The records of Steinbeck’s life are neither few nor sparse, but his advice is sound for any biographer. Steinbeck’s work, read in chronological order of composition, shows his growth as a writer and as a man; his letters were especially important to this biography, as was his journalism.
The part Steinbeck played in his times is a matter of public record, and the newspaper and magazine accounts of Steinbeck still make fascinating reading.
Formal biographies consulted include the following:
Professor Jackson J. Benson’s The True Adventures of John Steinbeck, Writer (New York: The Viking Press, 1984). This is among the largest and most comprehensive accounts ever written of the life of a novelist. In more than one thousand pages, Professor Benson displays a stunning range of research, along with an idiosyncratic but effective approach to organization. Wisely in a biography of such length, Professor Benson employs a relaxed and in some places almost colloquial style. His biography deals in far greater length than was available here with the years of frustration Steinbeck experienced after the completion of East of Eden. Throughout the biography, Professor Benson reveals his deep sympathy for Steinbeck. In those places where his interpretation is arguable, Benson’s clear thinking and careful consideration impose the same demands upon dissenters. This book will prove invaluable to all readers of Steinbeck, as well as irreplaceable for all subsequent biographers.

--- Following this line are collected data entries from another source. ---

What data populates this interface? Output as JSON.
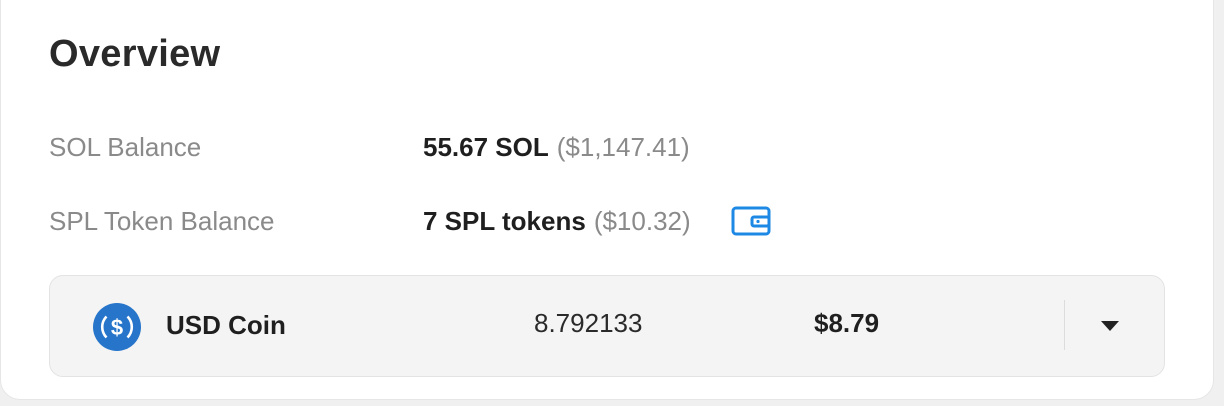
{
  "overview": {
    "title": "Overview",
    "sol_balance": {
      "label": "SOL Balance",
      "amount": "55.67 SOL",
      "usd": "($1,147.41)"
    },
    "spl_balance": {
      "label": "SPL Token Balance",
      "amount": "7 SPL tokens",
      "usd": "($10.32)",
      "action_icon": "wallet-icon"
    },
    "token_row": {
      "icon": "usd-coin-icon",
      "name": "USD Coin",
      "amount": "8.792133",
      "usd_value": "$8.79",
      "expand_icon": "chevron-down-icon"
    }
  },
  "colors": {
    "usdc_blue": "#2775ca",
    "wallet_blue": "#1e88e5",
    "label_gray": "#8a8a8a",
    "text_dark": "#1f1f1f"
  }
}
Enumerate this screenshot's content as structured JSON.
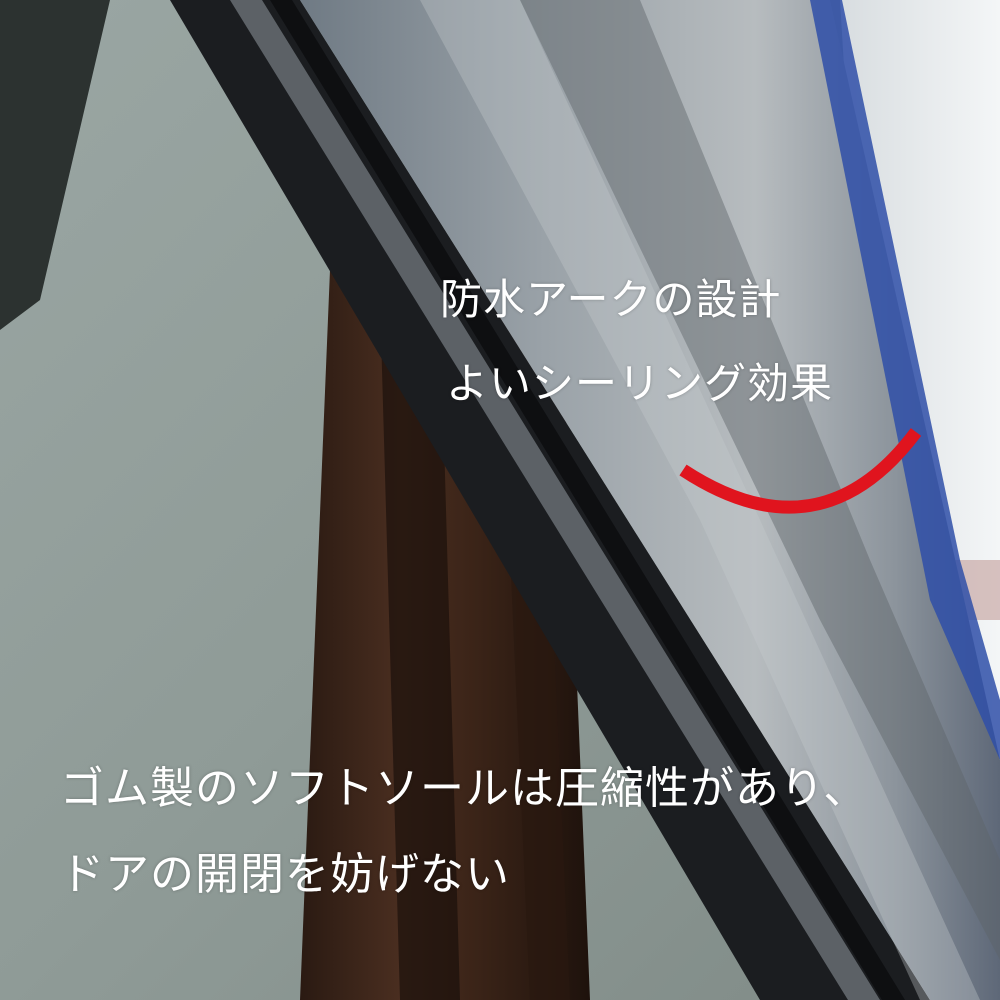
{
  "annotations": {
    "top_line_1": "防水アークの設計",
    "top_line_2": "よいシーリング効果",
    "bottom_line_1": "ゴム製のソフトソールは圧縮性があり、",
    "bottom_line_2": "ドアの開閉を妨げない"
  },
  "colors": {
    "arc_marker": "#e0141e",
    "caption_text": "#ffffff",
    "seal_edge_blue": "#2f4fa8"
  },
  "icons": {
    "arc_marker": "red-arc-icon"
  }
}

A far shorter and less trustworthy guide is Thomas Kiernan’s The Intricate Music: A Biography of John Steinbeck (Boston: Little, Brown and Company, 1979). Kiernan begins his book by relaying the disappointment he felt upon meeting Steinbeck in the 1950s. That disappointment is mirrored in Kiernan’s account of Steinbeck’s career. Kiernan toes the academic line pretty carefully, presenting most of Steinbeck’s works after The Grapes of Wrath as failures. The Intricate Music is even more brief in its treatment of the final sixteen years of Steinbeck’s life than is the present biography.
Richard Astro’s John Steinbeck and Edward F. Ricketts: The Shaping of a Novelist (Minneapolis: The University of Minnesota Press, 1973) is perhaps as much critical study as biography, but because of the special focus of the work, I include it in this section of the references. The book is a thorough and intelligent examination of the relationship between Steinbeck and Ricketts and is filled with fascinating material about Ricketts’s extraordinary life.
Equally specialized is Thomas Fensch’s Steinbeck and Covici: The Story of a Friendship (Middlebury, Vermont: Paul S. Eriksson, 1979). Fensch draws upon a great deal of correspondence to produce a close look at the relationship between Steinbeck and his editor. This brief volume offers insight not only into Steinbeck and Covici, but also into the nature of American publishing during the years in which John Steinbeck was one of the industry’s great stars.